The measures of treatment gain involving ratings based on behavioral descriptors—VRS:SO change and SGAS scores—may be more readily applicable to clinical settings than risk frameworks based on psychometric batteries.
At the Civil Commitment Center in Florida (FCCC), we instituted a GAS protocol almost two years ago, as a way to assist us in measuring in-treatment change for sexually violent predators involved in our Comprehensive Treatment Program (CTP) for persons who have sexually offended.
Actually, we modified the structure somewhat. We started out with the same items noted in the Barrett et al. (2003) paper, but added two additional sections which are essentially the items of the Stable-2007 and Acute-2007. This has allowed us to use the helpful Hogue framework (traditional GAS) while also monitoring status on stable and acute dynamic risk variables.
At present, the expanded GAS framework is completed by the client's primary clinician at six month intervals. As a way to further increase client responsivity, we also designed a self-report version of our FCCC GAS protocol, so that the client's could also rate their own progress. This has proven very helpful as clients and their clinicians meet to discuss their respective beliefs regarding the client's participation in the CTP. Indeed, on many occasions, clients' ratings of their status in treatment have been illuminating to clinicians in terms of where their respective clients have been experiencing difficulty.

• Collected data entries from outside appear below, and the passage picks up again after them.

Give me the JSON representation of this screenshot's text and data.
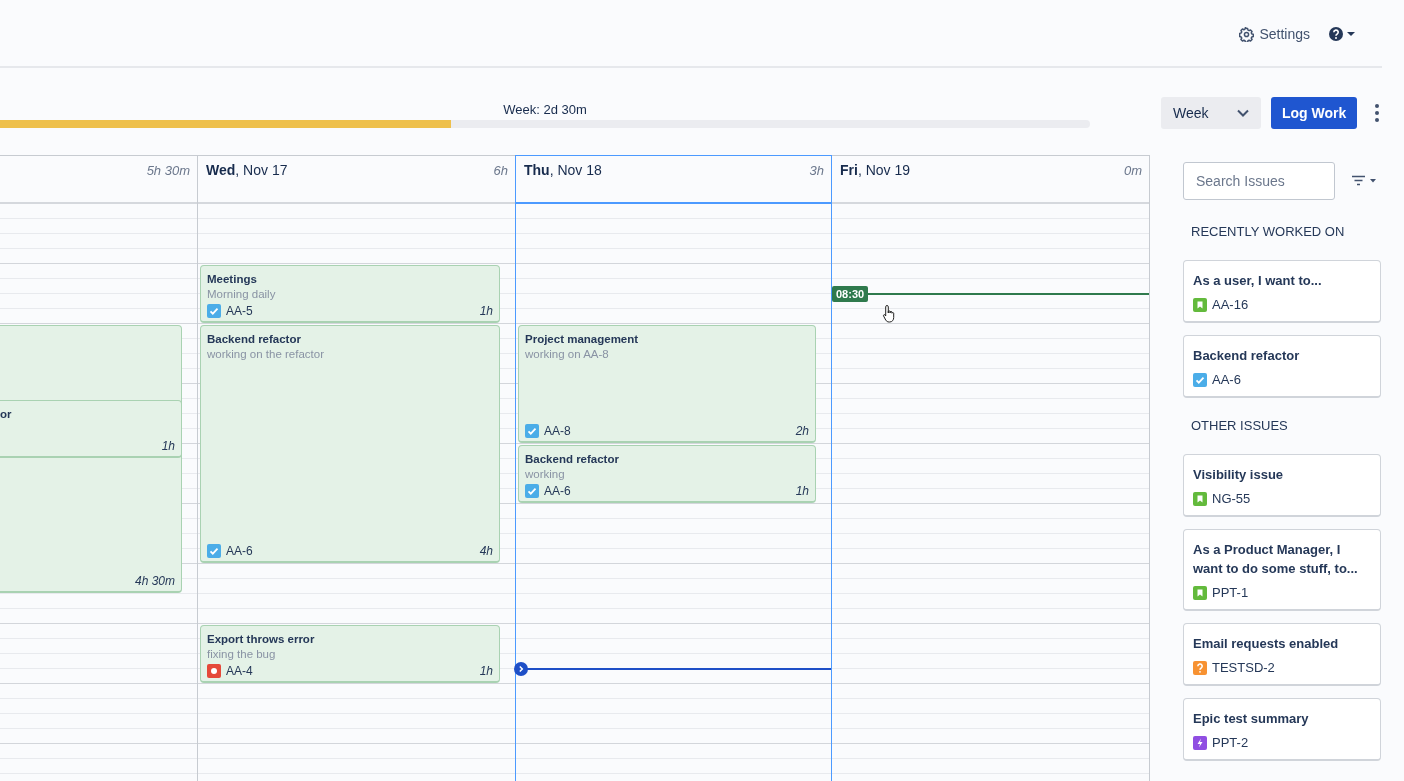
{
  "topbar": {
    "settings": "Settings"
  },
  "toolbar": {
    "week_label": "Week: 2d 30m",
    "week_progress": {
      "level": 0.414
    },
    "view_select": {
      "value": "Week"
    },
    "log_button": "Log Work"
  },
  "days": [
    {
      "total": "5h 30m",
      "today": false,
      "events": [
        {
          "duration": "4h 30m",
          "overlaps": [
            {
              "title": "or",
              "duration": "1h"
            }
          ]
        }
      ]
    },
    {
      "label": "**Wed**, Nov 17",
      "total": "6h",
      "today": false,
      "events": [
        {
          "title": "Meetings",
          "description": "Morning daily",
          "issue": {
            "key": "AA-5",
            "kind": "task"
          },
          "duration": "1h"
        },
        {
          "title": "Backend refactor",
          "description": "working on the refactor",
          "issue": {
            "key": "AA-6",
            "kind": "task"
          },
          "duration": "4h"
        },
        {
          "title": "Export throws error",
          "description": "fixing the bug",
          "issue": {
            "key": "AA-4",
            "kind": "bug"
          },
          "duration": "1h"
        }
      ]
    },
    {
      "label": "**Thu**, Nov 18",
      "total": "3h",
      "today": true,
      "current_time_line": true,
      "events": [
        {
          "title": "Project management",
          "description": "working on AA-8",
          "issue": {
            "key": "AA-8",
            "kind": "task"
          },
          "duration": "2h"
        },
        {
          "title": "Backend refactor",
          "description": "working",
          "issue": {
            "key": "AA-6",
            "kind": "task"
          },
          "duration": "1h"
        }
      ]
    },
    {
      "label": "**Fri**, Nov 19",
      "total": "0m",
      "today": false,
      "hover_time": "08:30"
    }
  ],
  "sidebar": {
    "search": {
      "placeholder": "Search Issues"
    },
    "sections": [
      {
        "heading": "RECENTLY WORKED ON",
        "issues": [
          {
            "summary": "As a user, I want to...",
            "key": "AA-16",
            "kind": "story"
          },
          {
            "summary": "Backend refactor",
            "key": "AA-6",
            "kind": "task"
          }
        ]
      },
      {
        "heading": "OTHER ISSUES",
        "issues": [
          {
            "summary": "Visibility issue",
            "key": "NG-55",
            "kind": "story"
          },
          {
            "summary": "As a Product Manager, I want to do some stuff, to...",
            "key": "PPT-1",
            "kind": "story"
          },
          {
            "summary": "Email requests enabled",
            "key": "TESTSD-2",
            "kind": "question"
          },
          {
            "summary": "Epic test summary",
            "key": "PPT-2",
            "kind": "epic"
          }
        ]
      }
    ]
  }
}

Overall, it has long been my belief that GAS protocols are very helpful, but woefully under-utilized framework for rating and monitoring clinical gains for sexual offender clients in treatment. Anyone wishing a copy of the GAS protocol we use here in Florida, is welcome to email me at email@example.com.
Additionally, for those interested in such things, I will be speaking about the GAS framework at the Michigan ATSA conference on April 15 in Grand Rapids and the Risk and Recovery conference in Hamilton, ON on April 29th, while my colleague Donald Pake will be doing so at the Florida ATSA conference on May 21 in Orlando.
The esteemed Dr. Hogue will be a presenter at this year's ATSA conference in Toronto. He will be discussing "Therapeutic Responses to Individuals with Cluster B Diagnoses."